El próximo 19 de agosto se cumplen diez años del asesinato de Diego Felipe Becerra a manos del agente Wilmer Antonio Alarcón. Al joven de dieciséis años se le impuso la pena de muerte por portar dos aerosoles en su morral, uno azul y uno naranja fosforescente. Al lugar donde quedó el cuerpo llegaron muy rápido, admirable su sentido de urgencia, tres coroneles, un teniente, tres abogados y seis agentes. Llevaron un arma y consiguieron dos testigos para inculpar a Diego Felipe en el supuesto robo a una buseta. Gustavo Trejos, el padre de crianza del menor, comenzó su lucha contra la manipulación y las pruebas falsas. Dos generales (incluido el subcomandante de la Metropolitana del momento), seis coroneles, cuatro tenientes, doce agentes y seis civiles se comprometieron en la farsa que buscaba justificar el homicidio. El policía que disparó fue condenado seis años después de los hechos pero el mismo día un juez lo dejó libre por vencimiento de términos y sigue prófugo. Las amenazas y los seguimientos han sido las compañías del Estado durante el duelo, tanto que Gustavo Trejos habla como un hombre que mira el miedo con desaires: “Desgraciadamente el día de mañana algo puede pasar, uno tiene que estar preparado”.

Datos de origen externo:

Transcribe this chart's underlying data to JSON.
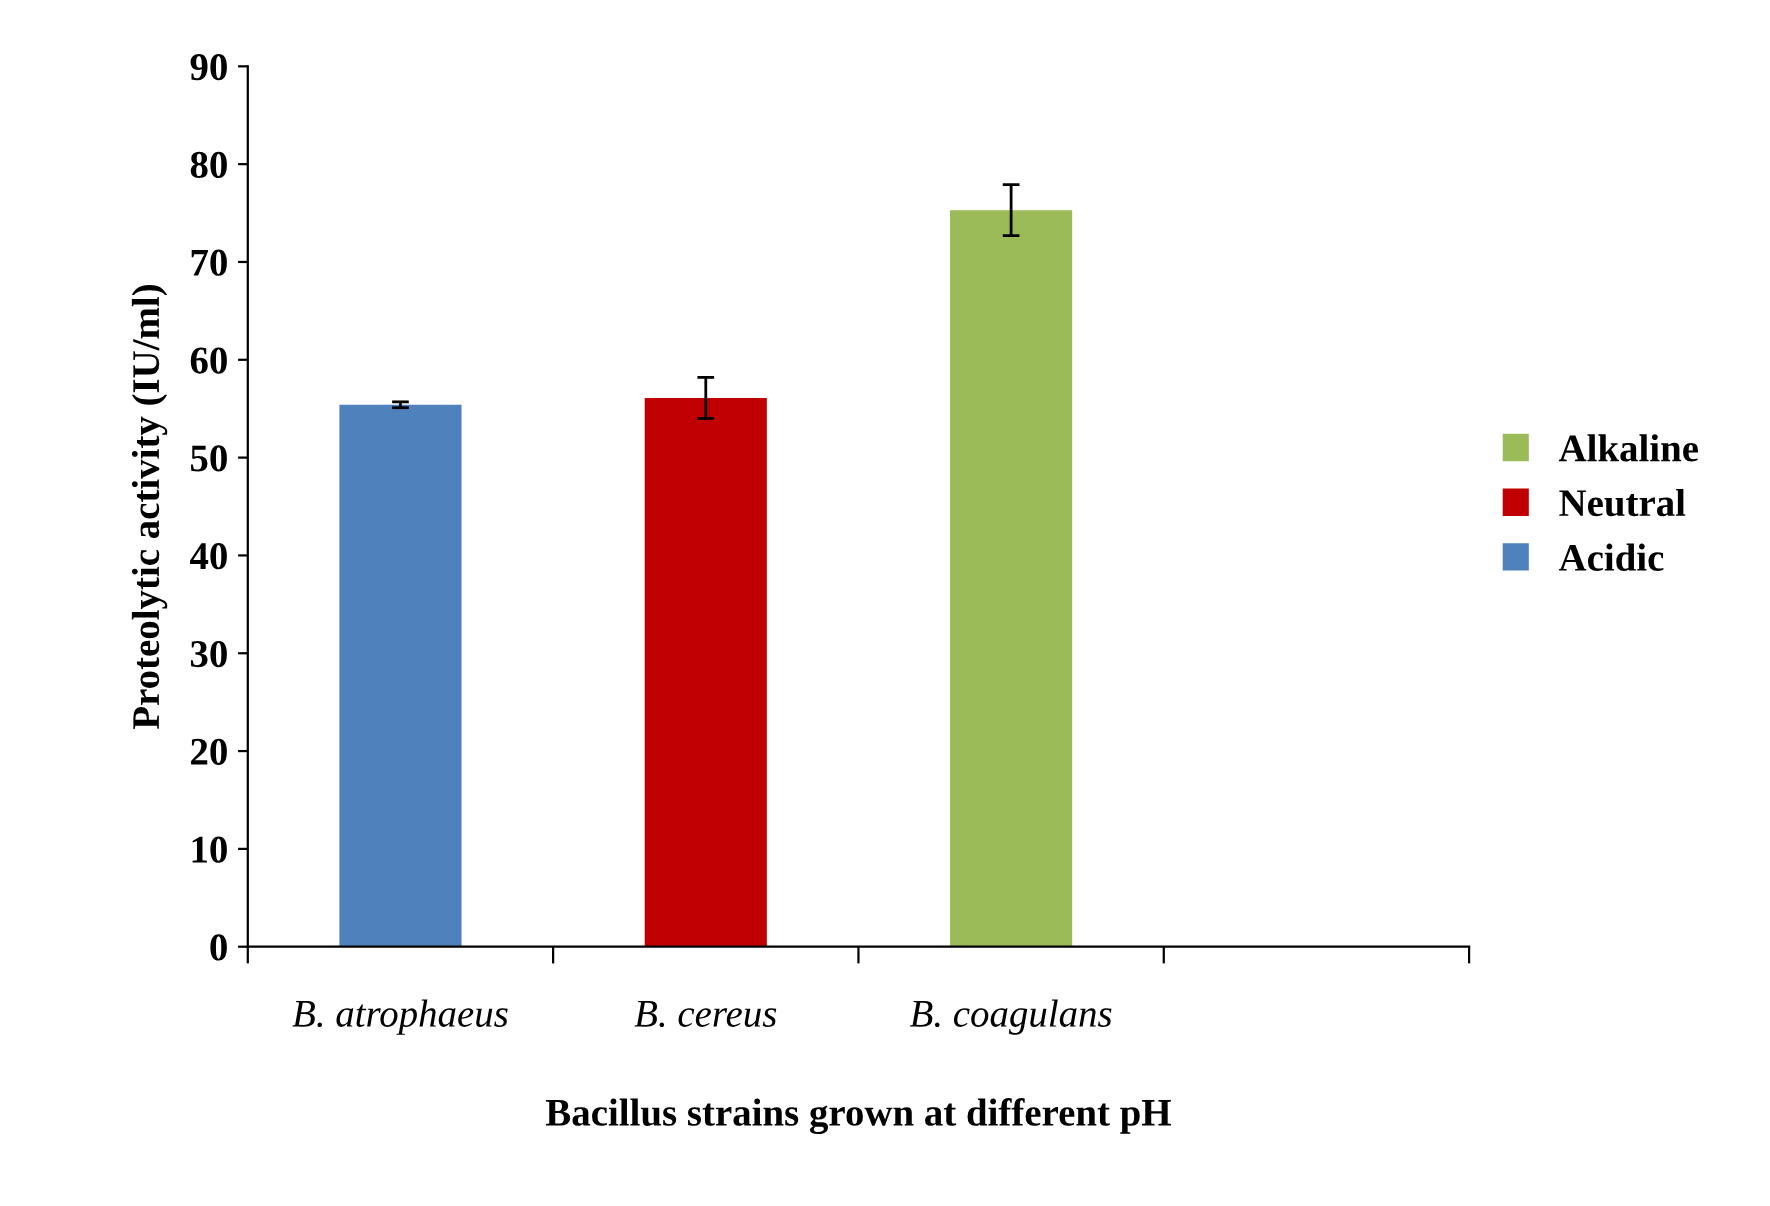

Un dato publicado hace poco por La silla vacía confirma que para lograr condenas contra la policía se necesita la coraza de dolor que deja un hijo muerto y el aguante de largo aliento de quienes encuentran una causa imposible de abandonar. Entre 2016 y 2020 se presentaron 7491 denuncias ante la fiscalía por delitos supuestamente cometidos por uniformados de la policía. Hasta el momento no hay una sola imputación y el 70% de los casos están inactivos. No hay duda de que la policía se cuida muy bien.